Por conseguinte, não podemos restringir a formação de tais intelectuais apenas ao espaço escolar. O princípio educativo que os movimentos sociais desenvolvem em suas ações de luta, de enfrentamento aos problemas sociais como representantes do povo, são inegáveis estruturas educativas de formação de intelectuais que defendam a transformação da sociedade. E quando transformam o meio, transformam a si mesmos. Os movimentos sociais também são organizações produtoras de intelectuais e de empoderamento, pois a educação dos sujeitos ocorre de múltiplas formas e dimensões.
Movimentos sociais são todas as formas de organização dos oprimidos que contribuem para a transformação da sociedade. Sua origem são os problemas concretos vividos pelo povo condições de vida e trabalho; discriminações de gênero, raça, classe, opção sexual, credo religioso; destruição do ambiente; formas de participação política etc mas seu início se dá pela intervenção de um “agente de mediação social” (intelectual orgânico, educador popular), ou seja, por militância e não de forma espontânea. (SOUZA6, 2003, p.4. grifos do autor).
Entende-se que essas questões conectam a importância da organização, de um empoderamento que seja coletivo, que naturalmente levam a projeto de disputa de sociedade contra-hegemônico, de um movimento para denúncias, rupturas com as problemáticas vividas pelas classes sociais mais desfavorecidas, sobretudo entre as mulheres, pois os movimentos sociais:
São aqueles que difundem a concepção de mundo revolucionária entre as classes subalternas. São aqueles que se imiscuem na vida prática das massas e trabalham sobre o bom senso, procurando elevar a consciência dispersa e fragmentária das massas ao nível de uma concepção de mundo coerente e homogênea os intelectuais orgânicos são dirigentes e organizadores. (MOCHCOVITCH, 1992, p. 18).
Na compreensão gramsciana, a função do “intelectual orgânico”, engajado na luta política, cumpre seu papel revolucionário. Nesse sentido é importante que se compreenda o papel do movimento feminista, concebido como instrumento de lutas e atuação de grupos antagônicos que ora atua para o desenvolvimento da força produtiva e do lucro, ora, enquanto organizadores que promovem o confronto político e ideológico, da busca da hegemonia.
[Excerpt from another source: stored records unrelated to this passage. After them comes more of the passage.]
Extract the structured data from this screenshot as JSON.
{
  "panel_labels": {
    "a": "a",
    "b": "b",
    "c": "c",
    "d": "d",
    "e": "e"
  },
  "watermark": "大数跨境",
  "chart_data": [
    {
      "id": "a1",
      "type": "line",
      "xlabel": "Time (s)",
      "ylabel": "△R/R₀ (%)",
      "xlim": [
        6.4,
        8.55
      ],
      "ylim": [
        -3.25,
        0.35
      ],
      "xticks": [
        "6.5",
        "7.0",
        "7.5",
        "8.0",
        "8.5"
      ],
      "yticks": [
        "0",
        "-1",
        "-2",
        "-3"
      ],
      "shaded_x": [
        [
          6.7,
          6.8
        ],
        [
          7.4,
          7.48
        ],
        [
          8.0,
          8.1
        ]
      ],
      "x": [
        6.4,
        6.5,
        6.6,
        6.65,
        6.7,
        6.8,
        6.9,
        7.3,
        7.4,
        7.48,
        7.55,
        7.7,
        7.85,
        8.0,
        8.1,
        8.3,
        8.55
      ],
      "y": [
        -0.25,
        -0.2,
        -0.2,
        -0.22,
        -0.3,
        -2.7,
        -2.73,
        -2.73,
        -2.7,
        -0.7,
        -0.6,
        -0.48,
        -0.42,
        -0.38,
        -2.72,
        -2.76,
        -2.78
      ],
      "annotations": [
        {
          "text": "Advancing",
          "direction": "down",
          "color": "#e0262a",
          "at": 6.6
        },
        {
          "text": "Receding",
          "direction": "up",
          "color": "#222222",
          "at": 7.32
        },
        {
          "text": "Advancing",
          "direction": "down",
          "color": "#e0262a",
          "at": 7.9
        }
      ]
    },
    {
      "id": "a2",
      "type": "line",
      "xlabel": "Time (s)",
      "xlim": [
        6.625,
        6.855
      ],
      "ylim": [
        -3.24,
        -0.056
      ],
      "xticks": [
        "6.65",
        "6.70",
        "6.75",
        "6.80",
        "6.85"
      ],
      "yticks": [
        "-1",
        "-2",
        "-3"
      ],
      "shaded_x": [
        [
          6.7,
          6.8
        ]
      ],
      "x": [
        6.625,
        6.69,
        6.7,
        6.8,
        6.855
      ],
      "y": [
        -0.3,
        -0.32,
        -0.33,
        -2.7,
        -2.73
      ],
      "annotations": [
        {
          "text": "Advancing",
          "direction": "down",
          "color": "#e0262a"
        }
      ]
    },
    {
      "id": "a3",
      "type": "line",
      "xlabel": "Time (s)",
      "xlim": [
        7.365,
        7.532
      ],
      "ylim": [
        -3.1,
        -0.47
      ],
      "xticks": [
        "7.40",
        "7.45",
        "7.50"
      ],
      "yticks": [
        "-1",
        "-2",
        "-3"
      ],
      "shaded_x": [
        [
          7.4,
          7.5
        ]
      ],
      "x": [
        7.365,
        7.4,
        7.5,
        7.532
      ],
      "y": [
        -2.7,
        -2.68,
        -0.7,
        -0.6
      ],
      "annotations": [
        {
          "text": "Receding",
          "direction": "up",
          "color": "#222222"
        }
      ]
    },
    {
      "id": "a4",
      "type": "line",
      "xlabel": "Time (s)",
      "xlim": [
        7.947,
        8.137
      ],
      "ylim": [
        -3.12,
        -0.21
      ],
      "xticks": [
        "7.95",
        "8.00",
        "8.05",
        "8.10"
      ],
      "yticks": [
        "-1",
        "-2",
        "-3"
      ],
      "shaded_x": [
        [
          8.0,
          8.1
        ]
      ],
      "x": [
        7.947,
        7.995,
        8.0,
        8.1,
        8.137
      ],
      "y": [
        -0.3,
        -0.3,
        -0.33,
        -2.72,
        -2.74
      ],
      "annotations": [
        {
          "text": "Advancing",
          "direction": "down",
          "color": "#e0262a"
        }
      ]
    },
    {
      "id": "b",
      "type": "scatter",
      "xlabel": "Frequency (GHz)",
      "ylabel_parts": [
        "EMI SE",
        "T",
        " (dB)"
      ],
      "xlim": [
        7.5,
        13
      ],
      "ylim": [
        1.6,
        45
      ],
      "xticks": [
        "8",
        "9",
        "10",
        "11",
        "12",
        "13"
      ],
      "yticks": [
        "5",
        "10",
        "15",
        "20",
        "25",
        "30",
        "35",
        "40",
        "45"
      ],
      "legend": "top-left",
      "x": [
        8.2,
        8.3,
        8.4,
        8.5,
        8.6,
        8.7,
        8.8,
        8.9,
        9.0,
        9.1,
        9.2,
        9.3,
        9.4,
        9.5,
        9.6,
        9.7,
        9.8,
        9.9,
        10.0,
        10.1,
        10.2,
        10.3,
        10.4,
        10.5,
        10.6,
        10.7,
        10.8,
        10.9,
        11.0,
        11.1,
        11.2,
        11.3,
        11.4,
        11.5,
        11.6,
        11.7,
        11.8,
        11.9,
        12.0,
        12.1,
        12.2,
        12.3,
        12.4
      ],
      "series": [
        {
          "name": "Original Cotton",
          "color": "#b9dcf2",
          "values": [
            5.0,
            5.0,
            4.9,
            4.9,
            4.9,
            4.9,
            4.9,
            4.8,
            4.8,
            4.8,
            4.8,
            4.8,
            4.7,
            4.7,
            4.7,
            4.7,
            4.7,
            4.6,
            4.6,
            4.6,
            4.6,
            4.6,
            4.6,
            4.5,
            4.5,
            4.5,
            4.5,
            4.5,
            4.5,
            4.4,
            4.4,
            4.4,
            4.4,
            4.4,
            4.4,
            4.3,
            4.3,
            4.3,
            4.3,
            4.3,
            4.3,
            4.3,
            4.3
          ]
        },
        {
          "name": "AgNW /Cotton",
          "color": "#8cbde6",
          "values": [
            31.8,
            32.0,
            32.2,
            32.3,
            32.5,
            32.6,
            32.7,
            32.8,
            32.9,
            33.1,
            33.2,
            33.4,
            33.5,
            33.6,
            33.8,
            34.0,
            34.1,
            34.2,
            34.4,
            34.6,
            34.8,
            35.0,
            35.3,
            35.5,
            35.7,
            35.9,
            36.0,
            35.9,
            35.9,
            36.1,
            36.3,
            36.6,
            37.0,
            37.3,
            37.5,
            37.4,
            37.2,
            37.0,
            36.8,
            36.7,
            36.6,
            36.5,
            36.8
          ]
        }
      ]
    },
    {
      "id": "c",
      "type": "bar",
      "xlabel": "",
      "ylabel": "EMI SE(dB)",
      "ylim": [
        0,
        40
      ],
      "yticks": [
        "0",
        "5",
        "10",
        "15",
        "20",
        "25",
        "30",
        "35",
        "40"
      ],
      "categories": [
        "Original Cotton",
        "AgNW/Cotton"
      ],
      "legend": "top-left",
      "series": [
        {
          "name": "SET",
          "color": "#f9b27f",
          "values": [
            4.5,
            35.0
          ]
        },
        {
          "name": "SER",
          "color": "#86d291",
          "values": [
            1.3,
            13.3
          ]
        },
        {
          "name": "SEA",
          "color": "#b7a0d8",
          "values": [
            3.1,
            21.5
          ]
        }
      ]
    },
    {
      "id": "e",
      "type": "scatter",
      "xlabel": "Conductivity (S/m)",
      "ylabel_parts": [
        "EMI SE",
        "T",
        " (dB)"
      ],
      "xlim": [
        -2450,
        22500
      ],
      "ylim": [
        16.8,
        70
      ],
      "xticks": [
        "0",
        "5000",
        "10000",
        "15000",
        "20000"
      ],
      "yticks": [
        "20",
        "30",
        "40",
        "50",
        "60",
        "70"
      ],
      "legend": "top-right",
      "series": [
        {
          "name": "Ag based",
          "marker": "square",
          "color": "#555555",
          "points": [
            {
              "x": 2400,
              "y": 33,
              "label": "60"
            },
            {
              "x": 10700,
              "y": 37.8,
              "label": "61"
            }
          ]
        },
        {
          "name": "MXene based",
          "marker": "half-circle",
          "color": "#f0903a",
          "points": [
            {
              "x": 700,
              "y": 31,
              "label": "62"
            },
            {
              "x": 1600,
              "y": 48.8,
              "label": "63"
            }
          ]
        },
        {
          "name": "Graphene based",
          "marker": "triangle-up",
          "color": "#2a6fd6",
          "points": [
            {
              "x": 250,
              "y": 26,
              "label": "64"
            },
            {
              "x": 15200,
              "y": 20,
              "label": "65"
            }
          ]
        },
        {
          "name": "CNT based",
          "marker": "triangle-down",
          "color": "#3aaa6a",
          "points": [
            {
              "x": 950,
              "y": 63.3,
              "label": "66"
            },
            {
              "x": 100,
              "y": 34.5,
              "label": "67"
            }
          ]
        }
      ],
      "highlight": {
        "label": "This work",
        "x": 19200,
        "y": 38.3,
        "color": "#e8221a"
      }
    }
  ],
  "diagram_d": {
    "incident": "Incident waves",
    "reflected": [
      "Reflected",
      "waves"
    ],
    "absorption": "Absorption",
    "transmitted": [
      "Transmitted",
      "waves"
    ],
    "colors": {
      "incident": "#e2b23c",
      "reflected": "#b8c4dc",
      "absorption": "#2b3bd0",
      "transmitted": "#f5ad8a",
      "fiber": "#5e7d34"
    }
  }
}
No entanto, é importante enfatizar que a luta hegemônica defendida por Gramsci legitima a práxis como categoria fundamental para compreendermos o sentido pessoal e o significado social do empoderamento como projeto de resistência, pois ele:
Não é o instrumento de governos ou de grupos dominantes para obter o consentimento e exercer a hegemonia sobre as classes subalternas… a práxis é “expressão das classes subalternas” que querem educar a si mesmas na arte do governo e que têm interesse em conhecer todas as verdades inclusive as desagradáveis e evitar enganos. (GRAMSCI, 1970, p.270).